Although this test runs green, it is suboptimal because we have to standup lots of objects (DataGridView, Columns, DataGridRow) just to get to the class we are interested in, in this case DataGridViewCell. Instead of generating all of that superfluous code, there is a better way to set the state of only the class we want – enter Mocking frameworks. Mocking frameworks give us the ability to focus only on the subjects under test (SUT) while ignoring everything else.

But there is a catch. There are 2 types of mocking frameworks: ones that generate their code based on inspecting the types and ones that generate their code based on the compiled IL. The former group includes RhinoMocks and Moq . If you try and add Moq to this unit test project and generate a DataGridViewCell like this:

        [TestMethod]
        public void GetCalculatedValue_ReturnsExpected()
        {

            Form1 instance = new Form1();
            String baseValue = "$10.00";
            var mock0 = new Mock<DataGridViewCell>();
            mock0.SetupGet(dataGridViewCell => dataGridViewCell.Value).Returns("$1.00");
            var mock1 = new Mock<DataGridViewCell>();
            mock1.SetupGet(dataGridViewCell => dataGridViewCell.Value).Returns("$2.00");

            var actual = instance.GetCalculatedValue(baseValue, mock0.Object, mock1.Object);
            var expected = "$8.00";
            Assert.AreEqual(expected, actual);
        }

You will get an exception

 

Since we don’t control DataGridViewCell’s code, there is no way to change those properties to overidable/nonvirtual. As a general rule, you only use RhinoMocks/Moq on classes that you can control.

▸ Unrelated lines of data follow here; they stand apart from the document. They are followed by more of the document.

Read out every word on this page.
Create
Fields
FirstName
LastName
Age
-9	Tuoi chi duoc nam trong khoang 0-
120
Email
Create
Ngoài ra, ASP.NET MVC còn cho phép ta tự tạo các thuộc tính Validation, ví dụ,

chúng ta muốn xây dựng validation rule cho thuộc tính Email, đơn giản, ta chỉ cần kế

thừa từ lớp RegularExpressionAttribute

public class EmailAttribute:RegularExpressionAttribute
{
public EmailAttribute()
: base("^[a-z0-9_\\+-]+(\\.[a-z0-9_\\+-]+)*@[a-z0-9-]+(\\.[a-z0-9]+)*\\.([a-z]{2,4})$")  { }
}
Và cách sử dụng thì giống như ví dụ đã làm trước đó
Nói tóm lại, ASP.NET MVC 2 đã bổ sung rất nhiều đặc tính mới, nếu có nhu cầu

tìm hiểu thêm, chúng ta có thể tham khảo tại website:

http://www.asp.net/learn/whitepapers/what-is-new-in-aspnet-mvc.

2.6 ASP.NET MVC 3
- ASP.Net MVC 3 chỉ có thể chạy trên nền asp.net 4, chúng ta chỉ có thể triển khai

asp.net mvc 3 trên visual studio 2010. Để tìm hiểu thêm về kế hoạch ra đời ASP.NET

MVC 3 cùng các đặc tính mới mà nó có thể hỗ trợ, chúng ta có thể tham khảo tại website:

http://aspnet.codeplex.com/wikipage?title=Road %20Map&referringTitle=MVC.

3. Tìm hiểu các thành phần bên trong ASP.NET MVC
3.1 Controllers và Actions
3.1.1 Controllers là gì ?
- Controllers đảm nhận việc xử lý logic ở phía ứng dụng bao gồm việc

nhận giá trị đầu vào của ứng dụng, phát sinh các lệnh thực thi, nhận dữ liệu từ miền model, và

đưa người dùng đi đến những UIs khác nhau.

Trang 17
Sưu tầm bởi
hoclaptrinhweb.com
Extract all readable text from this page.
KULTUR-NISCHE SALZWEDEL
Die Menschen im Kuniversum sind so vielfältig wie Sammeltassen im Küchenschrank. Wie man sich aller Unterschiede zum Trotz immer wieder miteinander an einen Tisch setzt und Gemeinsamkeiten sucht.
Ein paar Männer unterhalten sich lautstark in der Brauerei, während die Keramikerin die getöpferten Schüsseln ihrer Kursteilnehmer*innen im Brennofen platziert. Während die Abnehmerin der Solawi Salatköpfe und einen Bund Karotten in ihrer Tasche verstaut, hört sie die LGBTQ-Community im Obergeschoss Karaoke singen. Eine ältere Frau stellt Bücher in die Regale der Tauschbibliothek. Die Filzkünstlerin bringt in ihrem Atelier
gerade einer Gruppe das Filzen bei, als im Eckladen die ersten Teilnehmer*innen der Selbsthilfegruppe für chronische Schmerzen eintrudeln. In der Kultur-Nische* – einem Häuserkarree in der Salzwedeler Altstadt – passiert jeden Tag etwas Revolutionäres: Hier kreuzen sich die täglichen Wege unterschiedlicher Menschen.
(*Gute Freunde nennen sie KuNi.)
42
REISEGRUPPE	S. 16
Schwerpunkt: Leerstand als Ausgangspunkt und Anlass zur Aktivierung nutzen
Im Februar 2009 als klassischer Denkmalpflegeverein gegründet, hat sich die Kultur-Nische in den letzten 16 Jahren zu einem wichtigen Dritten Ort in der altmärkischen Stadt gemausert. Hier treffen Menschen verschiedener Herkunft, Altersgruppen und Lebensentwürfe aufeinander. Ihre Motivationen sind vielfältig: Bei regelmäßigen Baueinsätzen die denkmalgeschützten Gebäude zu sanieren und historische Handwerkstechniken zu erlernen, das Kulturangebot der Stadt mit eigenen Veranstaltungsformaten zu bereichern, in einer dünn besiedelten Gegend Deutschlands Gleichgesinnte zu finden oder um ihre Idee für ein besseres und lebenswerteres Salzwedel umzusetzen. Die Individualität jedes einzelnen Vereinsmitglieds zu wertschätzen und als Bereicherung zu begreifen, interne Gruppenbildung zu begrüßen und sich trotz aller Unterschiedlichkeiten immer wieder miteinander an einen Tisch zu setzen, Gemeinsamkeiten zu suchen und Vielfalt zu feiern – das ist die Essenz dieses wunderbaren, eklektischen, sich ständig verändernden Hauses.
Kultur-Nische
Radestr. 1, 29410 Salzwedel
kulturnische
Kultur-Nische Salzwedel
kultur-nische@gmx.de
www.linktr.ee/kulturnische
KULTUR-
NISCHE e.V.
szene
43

The other type of mocking framework (based on IL) can solve this problem. There are 2 commercial frameworks (JustMock, TypeMock) but they cost $399/year (as of this writing). There is a 3^rd framework we can use and it is built into Visual Studio 2012+. It is called the Microsoft Fakes Framework. By adding this to your test project,

you can craft your unit test like so:

        [TestMethod]
        public void GetCalculatedValue_ReturnsExpected()
        {

            Form1 instance = new Form1();
            String baseValue = "$10.00";
            using (ShimsContext.Create())
            {
                var cell0 = new ShimDataGridViewCell(new StubDataGridViewCell());
                cell0.FormattedValueGet = () => { return "$1.00"; };
                var cell1 = new ShimDataGridViewCell(new StubDataGridViewCell());
                cell1.ValueGet = () => { return "$2.00"; };

                var actual = instance.GetCalculatedValue(baseValue, cell0, cell1);
                var expected = "$8.00";
                Assert.AreEqual(expected, actual);
            }
        }

and get green. The downside of using Microsoft Fakes is that you need to re-generate the fakes if the code changes. This makes it ideal for faking external libraries that don’t change much (like ADO.NET) but not assemblies that are under active development.